AgentSkillsCN

podcast-generator

利用Kokoro TTS语音合成引擎,将博客文章一键转换为播客音频。当您被要求制作播客、生成音频内容,或为博客文章进行TTS处理时,这一工具定能为您省去繁杂的手工操作,让创作过程更加高效便捷。

SKILL.md
--- frontmatter
name: podcast-generator
description: Converts blog posts into podcast audio using Kokoro TTS engine. Use this when asked to generate podcasts, create audio, or run TTS for blog posts.

Podcast Generator Skill

This skill converts blog posts into podcast audio using the Kokoro TTS engine with multi-language support and automatic RSS feed generation.

Key Features

  • Automatic model download and language-aware synthesis (English and Traditional Chinese).
  • Automatic chunking for long posts.
  • RSS feed generation for multi-language podcast feeds.
  • Optional LLM-provided transcripts to drive TTS output for better listening quality.
  • Support for both generic and language-specific transcripts.

Installation & Setup

  1. Ensure Python dependencies are installed:

    bash
    uv sync
    
  2. Verify FFmpeg and dependencies are available (required for audio processing).

Usage

Generate Podcast for Specific Post(s)

bash
uv run podcast-generate --posts "my-post-slug"

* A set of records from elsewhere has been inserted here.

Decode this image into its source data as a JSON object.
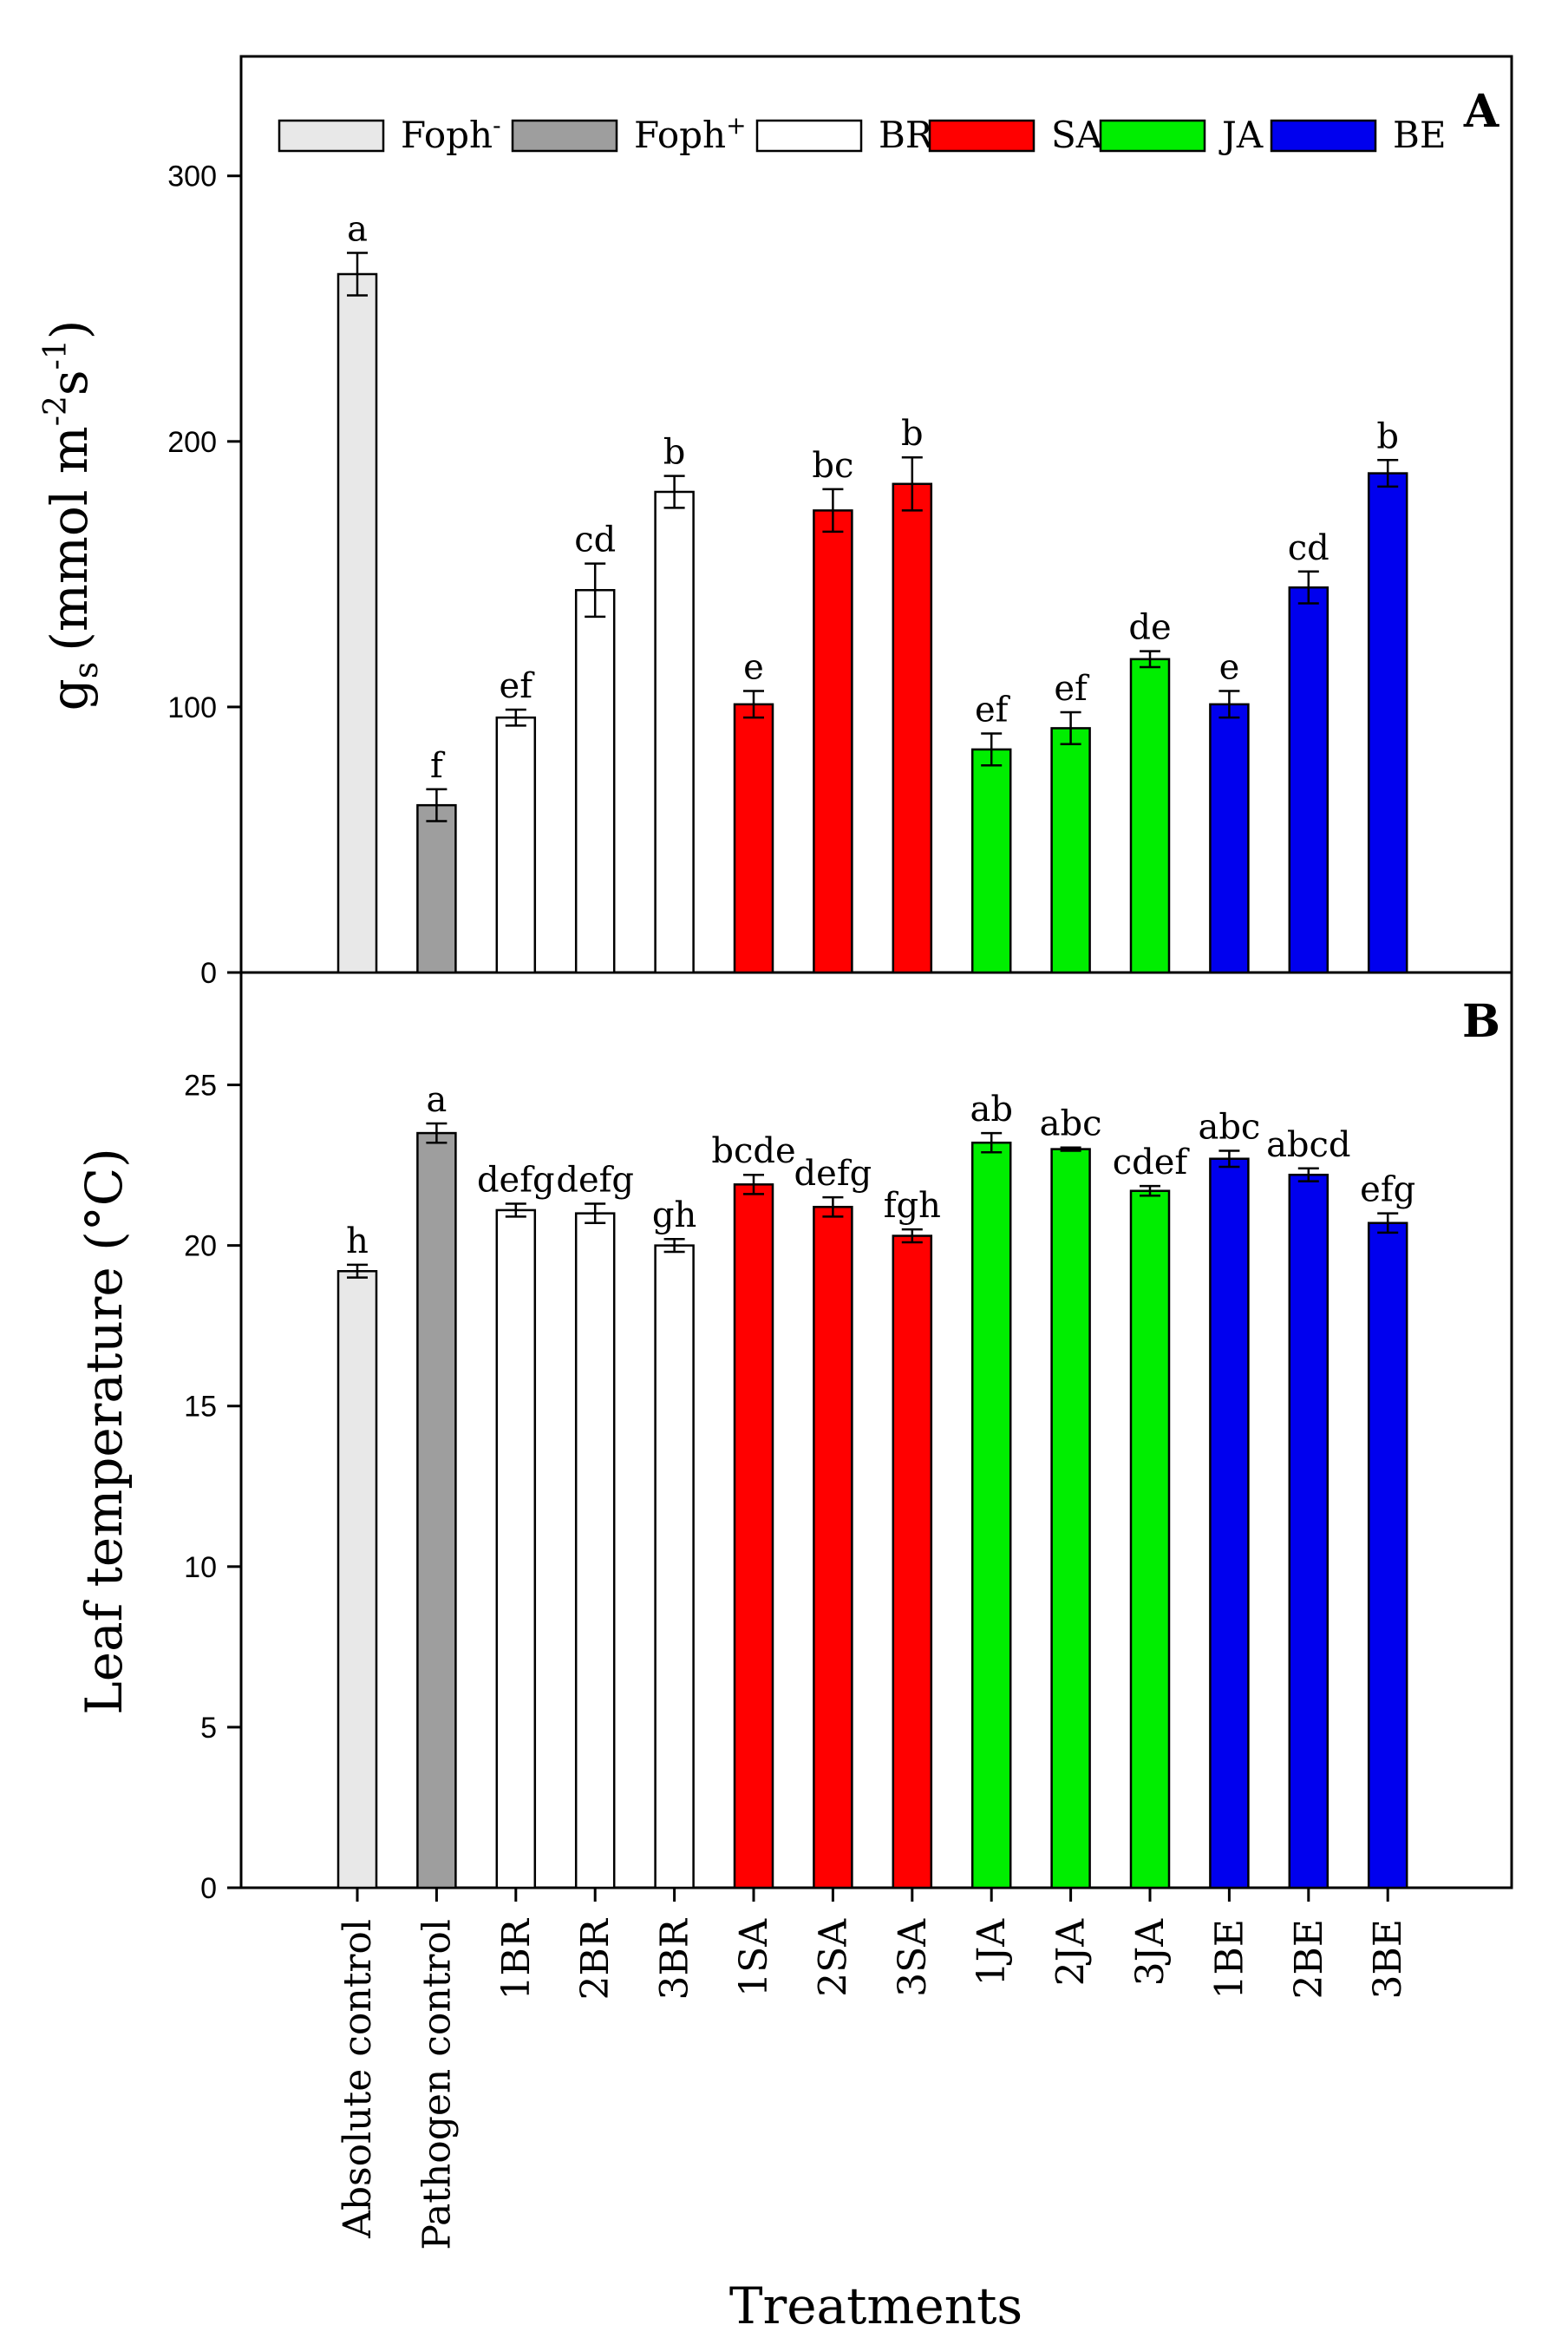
{
  "legend": [
    {
      "label": "Foph",
      "sup": "-",
      "color": "#e8e8e8"
    },
    {
      "label": "Foph",
      "sup": "+",
      "color": "#9e9e9e"
    },
    {
      "label": "BR",
      "sup": "",
      "color": "#ffffff"
    },
    {
      "label": "SA",
      "sup": "",
      "color": "#ff0000"
    },
    {
      "label": "JA",
      "sup": "",
      "color": "#00ee00"
    },
    {
      "label": "BE",
      "sup": "",
      "color": "#0000ee"
    }
  ],
  "chart_data": {
    "type": "bar",
    "xlabel": "Treatments",
    "categories": [
      "Absolute control",
      "Pathogen control",
      "1BR",
      "2BR",
      "3BR",
      "1SA",
      "2SA",
      "3SA",
      "1JA",
      "2JA",
      "3JA",
      "1BE",
      "2BE",
      "3BE"
    ],
    "colors": [
      "#e8e8e8",
      "#9e9e9e",
      "#ffffff",
      "#ffffff",
      "#ffffff",
      "#ff0000",
      "#ff0000",
      "#ff0000",
      "#00ee00",
      "#00ee00",
      "#00ee00",
      "#0000ee",
      "#0000ee",
      "#0000ee"
    ],
    "panels": [
      {
        "letter": "A",
        "ylabel_main": "g",
        "ylabel_sub": "s",
        "ylabel_unit": "(mmol m",
        "ylabel_exp1": "-2",
        "ylabel_mid": "s",
        "ylabel_exp2": "-1",
        "ylabel_close": ")",
        "ylim": [
          0,
          345
        ],
        "yticks": [
          0,
          100,
          200,
          300
        ],
        "values": [
          263,
          63,
          96,
          144,
          181,
          101,
          174,
          184,
          84,
          92,
          118,
          101,
          145,
          188
        ],
        "errors": [
          8,
          6,
          3,
          10,
          6,
          5,
          8,
          10,
          6,
          6,
          3,
          5,
          6,
          5
        ],
        "labels": [
          "a",
          "f",
          "ef",
          "cd",
          "b",
          "e",
          "bc",
          "b",
          "ef",
          "ef",
          "de",
          "e",
          "cd",
          "b"
        ]
      },
      {
        "letter": "B",
        "ylabel": "Leaf temperature (°C)",
        "ylim": [
          0,
          28.5
        ],
        "yticks": [
          0,
          5,
          10,
          15,
          20,
          25
        ],
        "values": [
          19.2,
          23.5,
          21.1,
          21.0,
          20.0,
          21.9,
          21.2,
          20.3,
          23.2,
          23.0,
          21.7,
          22.7,
          22.2,
          20.7
        ],
        "errors": [
          0.2,
          0.3,
          0.2,
          0.3,
          0.2,
          0.3,
          0.3,
          0.2,
          0.3,
          0.05,
          0.15,
          0.25,
          0.2,
          0.3
        ],
        "labels": [
          "h",
          "a",
          "defg",
          "defg",
          "gh",
          "bcde",
          "defg",
          "fgh",
          "ab",
          "abc",
          "cdef",
          "abc",
          "abcd",
          "efg"
        ]
      }
    ]
  }
}
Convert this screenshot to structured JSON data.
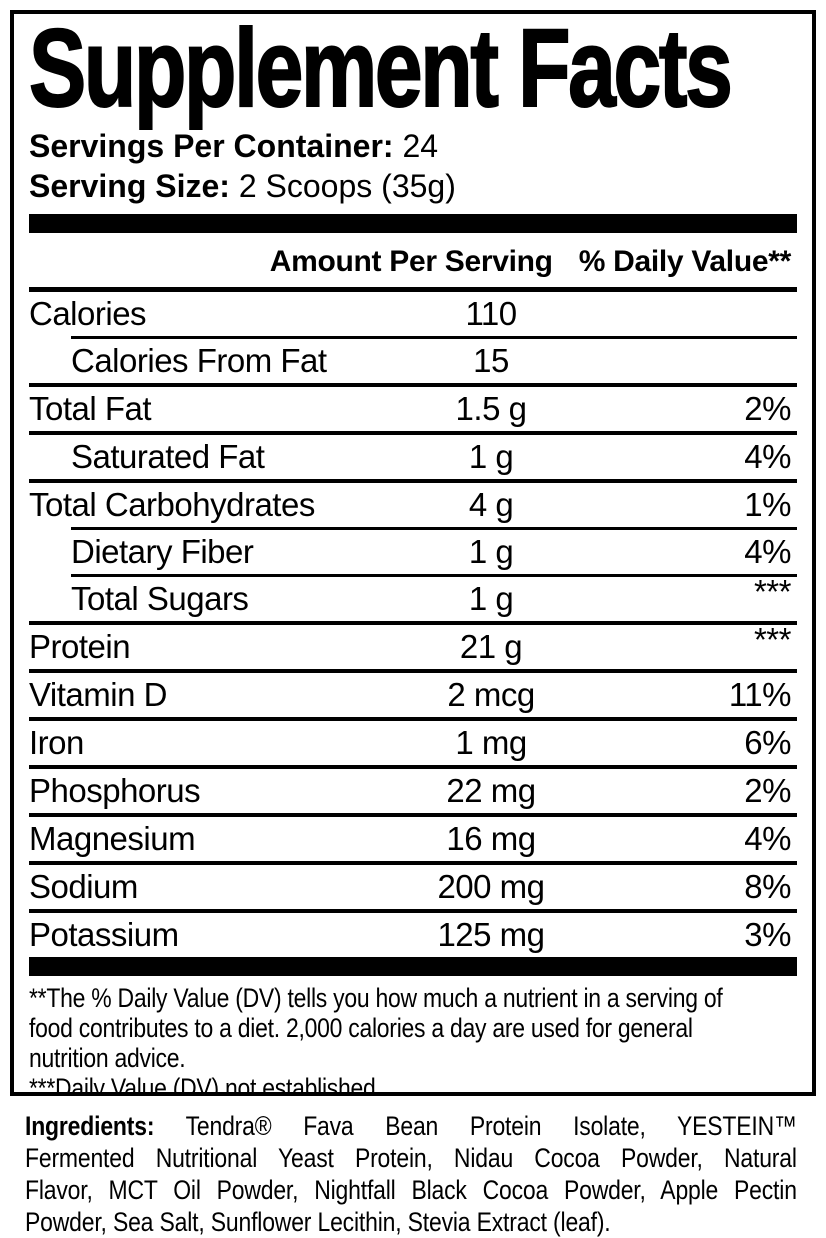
{
  "colors": {
    "text": "#000000",
    "background": "#ffffff"
  },
  "facts": {
    "title": "Supplement Facts",
    "servings_per_container_label": "Servings Per Container:",
    "servings_per_container_value": "24",
    "serving_size_label": "Serving Size:",
    "serving_size_value": "2 Scoops (35g)",
    "col_amount": "Amount Per Serving",
    "col_dv": "% Daily Value**",
    "rows": [
      {
        "name": "Calories",
        "amount": "110",
        "dv": "",
        "indent": false
      },
      {
        "name": "Calories From Fat",
        "amount": "15",
        "dv": "",
        "indent": true
      },
      {
        "name": "Total Fat",
        "amount": "1.5 g",
        "dv": "2%",
        "indent": false
      },
      {
        "name": "Saturated Fat",
        "amount": "1 g",
        "dv": "4%",
        "indent": true
      },
      {
        "name": "Total Carbohydrates",
        "amount": "4 g",
        "dv": "1%",
        "indent": false
      },
      {
        "name": "Dietary Fiber",
        "amount": "1 g",
        "dv": "4%",
        "indent": true
      },
      {
        "name": "Total Sugars",
        "amount": "1 g",
        "dv": "***",
        "indent": true
      },
      {
        "name": "Protein",
        "amount": "21 g",
        "dv": "***",
        "indent": false
      },
      {
        "name": "Vitamin D",
        "amount": "2 mcg",
        "dv": "11%",
        "indent": false
      },
      {
        "name": "Iron",
        "amount": "1 mg",
        "dv": "6%",
        "indent": false
      },
      {
        "name": "Phosphorus",
        "amount": "22 mg",
        "dv": "2%",
        "indent": false
      },
      {
        "name": "Magnesium",
        "amount": "16 mg",
        "dv": "4%",
        "indent": false
      },
      {
        "name": "Sodium",
        "amount": "200 mg",
        "dv": "8%",
        "indent": false
      },
      {
        "name": "Potassium",
        "amount": "125 mg",
        "dv": "3%",
        "indent": false
      }
    ],
    "footnote_lines": [
      "**The % Daily Value (DV) tells you how much a nutrient in a serving of",
      "food contributes to a diet. 2,000 calories a day are used for general",
      "nutrition advice.",
      "***Daily Value (DV) not established."
    ]
  },
  "ingredients": {
    "label": "Ingredients:",
    "lines": [
      "Tendra® Fava Bean Protein Isolate, YESTEIN™",
      "Fermented Nutritional Yeast Protein, Nidau Cocoa Powder, Natural",
      "Flavor, MCT Oil Powder, Nightfall Black Cocoa Powder, Apple Pectin",
      "Powder, Sea Salt, Sunflower Lecithin, Stevia Extract (leaf)."
    ]
  }
}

Generate Podcast for All Posts

bash
uv run podcast-generate --all

Force Regeneration

If a post has already been generated, use --force to overwrite:

bash
uv run podcast-generate --posts "my-post-slug" --force

Refresh RSS Feeds Only

Rebuild feeds from existing audio without re-synthesizing:

bash
uv run podcast-generate --refresh-feeds

Specify Output Directory

bash
uv run podcast-generate --posts "my-post-slug" --output-dir /custom/path

(Defaults to public/podcasts if not specified.)

LLM Transcripts for Better Audio Quality

To provide a human-optimized transcript produced by an LLM (recommended for long/technical posts), save one of the following files in src/content/blog/transcripts/:

  • Generic transcript: <slug>.txt — used for posts in any language
  • Language-specific transcript: <slug>.<lang>.txt — e.g., my-post.zh-hant.txt for Chinese

Transcript Priority

  1. Language-specific transcripts are prioritized (e.g., post.zh-hant.txt for Chinese).
  2. Falls back to generic transcript (post.txt).
  3. If no transcript exists, TTS engine automatically derives spoken-friendly text from Markdown.

Agent & LLM Workflow

Use an LLM (via your agents UI or chat service) to:

  1. Generate a TTS-optimized transcript from the blog post.
  2. Remove code blocks, tables, and other anti-audio constructs.
  3. Add spoken clarifications and natural phrasing.
  4. Save the transcript file to src/content/blog/transcripts/.
  5. Run uv run podcast-generate --posts "<slug>" to synthesize audio from the transcript.

Best Practices

  • Keep transcripts concise and spoken-style — LLMs can convert code into plain-language explanations.
  • Verify transcripts by reading aloud before generating audio to ensure quality.
  • Use language suffixes for transcripts when generating audio in other languages.
  • Leverage auto-chunking for posts over 10 minutes of audio to improve podcast compatibility.
  • Test with different voices (if manually configuring) to match your audience preferences.

Output Structure

Generated audio files are organized in public/podcasts/:

code
public/podcasts/
├── feed.xml              # Main RSS feed
├── <slug>.mp3            # English podcasts
├── <slug>.zh-hant.mp3    # Chinese podcasts
├── en/
│   └── feed.xml          # English-specific feed
└── zh-hant/
    └── feed.xml          # Chinese-specific feed

Troubleshooting

  • "Found 0 posts" error: Verify frontmatter passes Astro schema validation. Check that the post appears in the dev server at /posts/.
  • Audio file exists but not updating: Use --force to regenerate, or delete the existing file and re-run.
  • Model download fails: Check internet connection and disk space in ~/.cache/kokoro-onnx/.
  • FFmpeg errors: Ensure FFmpeg is installed and accessible in your PATH.